Casey Wood, chief executive of ARK Investment, also warned of a "disaster" in the used and new car markets. The fund manager said the housing market was being driven by low supply and should be supported as long as mortgage rates were low. She is neutral on gold and believes the dollar will continue to weaken.

Gundlach believes thatAmerican stocks are expensive relative to other places. He points out that the European market is his favorite in 2021 and looks set to do well in 2022.

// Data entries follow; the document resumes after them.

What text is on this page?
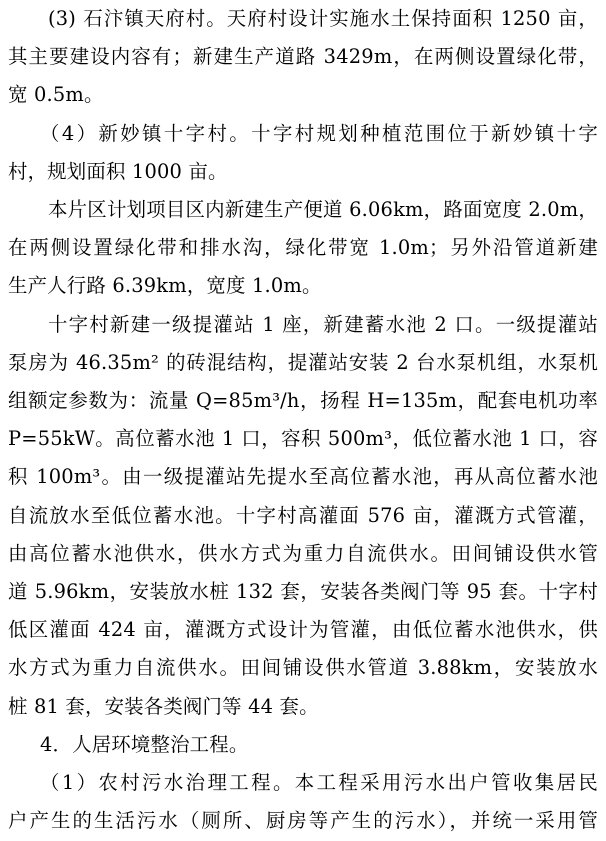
(3) 石汴镇天府村。天府村设计实施水土保持面积 1250 亩，
其主要建设内容有；新建生产道路 3429m，在两侧设置绿化带，
宽 0.5m。

（4）新妙镇十字村。十字村规划种植范围位于新妙镇十字
村，规划面积 1000 亩。

本片区计划项目区内新建生产便道 6.06km，路面宽度 2.0m，
在两侧设置绿化带和排水沟，绿化带宽 1.0m；另外沿管道新建
生产人行路 6.39km，宽度 1.0m。

十字村新建一级提灌站 1 座，新建蓄水池 2 口。一级提灌站
泵房为 46.35m² 的砖混结构，提灌站安装 2 台水泵机组，水泵机
组额定参数为：流量 Q=85m³/h，扬程 H=135m，配套电机功率
P=55kW。高位蓄水池 1 口，容积 500m³，低位蓄水池 1 口，容
积 100m³。由一级提灌站先提水至高位蓄水池，再从高位蓄水池
自流放水至低位蓄水池。十字村高灌面 576 亩，灌溉方式管灌，
由高位蓄水池供水，供水方式为重力自流供水。田间铺设供水管
道 5.96km，安装放水桩 132 套，安装各类阀门等 95 套。十字村
低区灌面 424 亩，灌溉方式设计为管灌，由低位蓄水池供水，供
水方式为重力自流供水。田间铺设供水管道 3.88km，安装放水
桩 81 套，安装各类阀门等 44 套。

4．人居环境整治工程。

（1）农村污水治理工程。本工程采用污水出户管收集居民
户产生的生活污水（厕所、厨房等产生的污水），并统一采用管
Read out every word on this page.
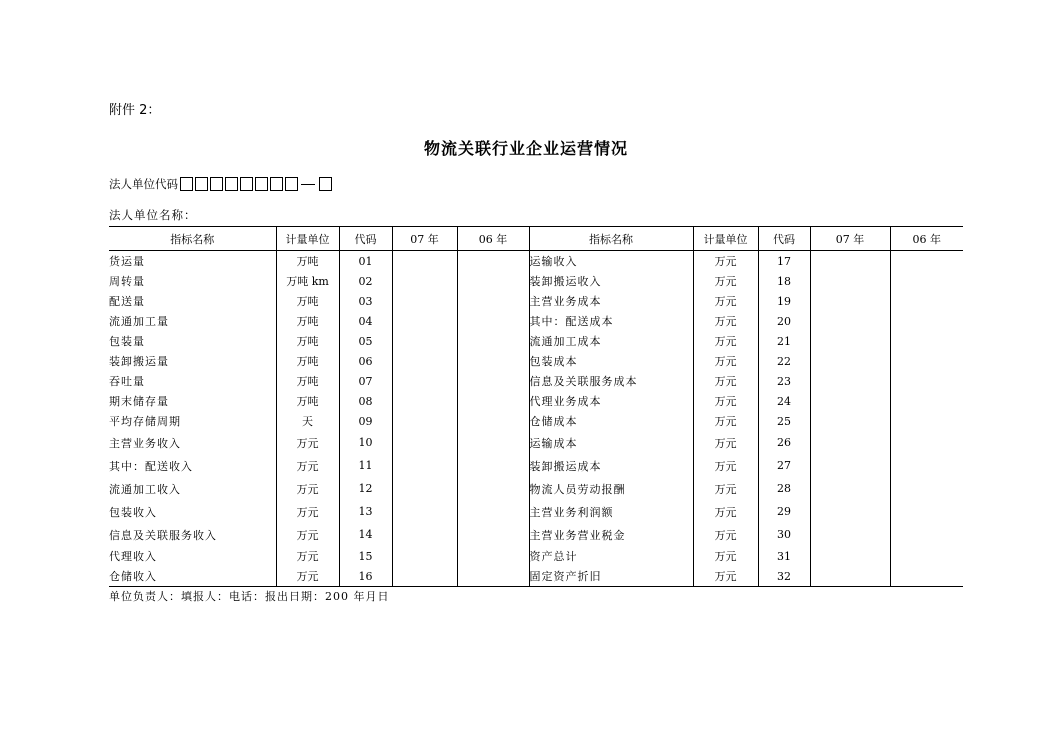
附件 2：
物流关联行业企业运营情况
法人单位代码
法人单位名称：
指标名称	计量单位	代码	07 年	06 年	指标名称	计量单位	代码	07 年	06 年
货运量	万吨	01			运输收入	万元	17		
周转量	万吨 km	02			装卸搬运收入	万元	18		
配送量	万吨	03			主营业务成本	万元	19		
流通加工量	万吨	04			其中：配送成本	万元	20		
包装量	万吨	05			流通加工成本	万元	21		
装卸搬运量	万吨	06			包装成本	万元	22		
吞吐量	万吨	07			信息及关联服务成本	万元	23		
期末储存量	万吨	08			代理业务成本	万元	24		
平均存储周期	天	09			仓储成本	万元	25		
主营业务收入	万元	10			运输成本	万元	26		
其中：配送收入	万元	11			装卸搬运成本	万元	27		
流通加工收入	万元	12			物流人员劳动报酬	万元	28		
包装收入	万元	13			主营业务利润额	万元	29		
信息及关联服务收入	万元	14			主营业务营业税金	万元	30		
代理收入	万元	15			资产总计	万元	31		
仓储收入	万元	16			固定资产折旧	万元	32		
单位负责人：填报人：电话：报出日期：200 年月日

Reviewing Gundlach's forecasts for 2021, the manager proposed a "successful" portfolio model: half cash and government bonds, 25 per cent equities, mainly in emerging markets and Asia, and 25 per cent physical assets, such as gold or property, to hedge against higher inflation. He expects U. S. stocks to lag behind the rest of the world, while inflation and market volatility are rising.

The MSCI emerging markets index fell 5% in 2021, while the SPDR securities 500 ETF trust rebounded 27%. Real estate did prove to be a bet, even though gold fell 4% in 2021, and Treasuries performed poorly that year.

Edit / lydia

The translation is provided by third-party software.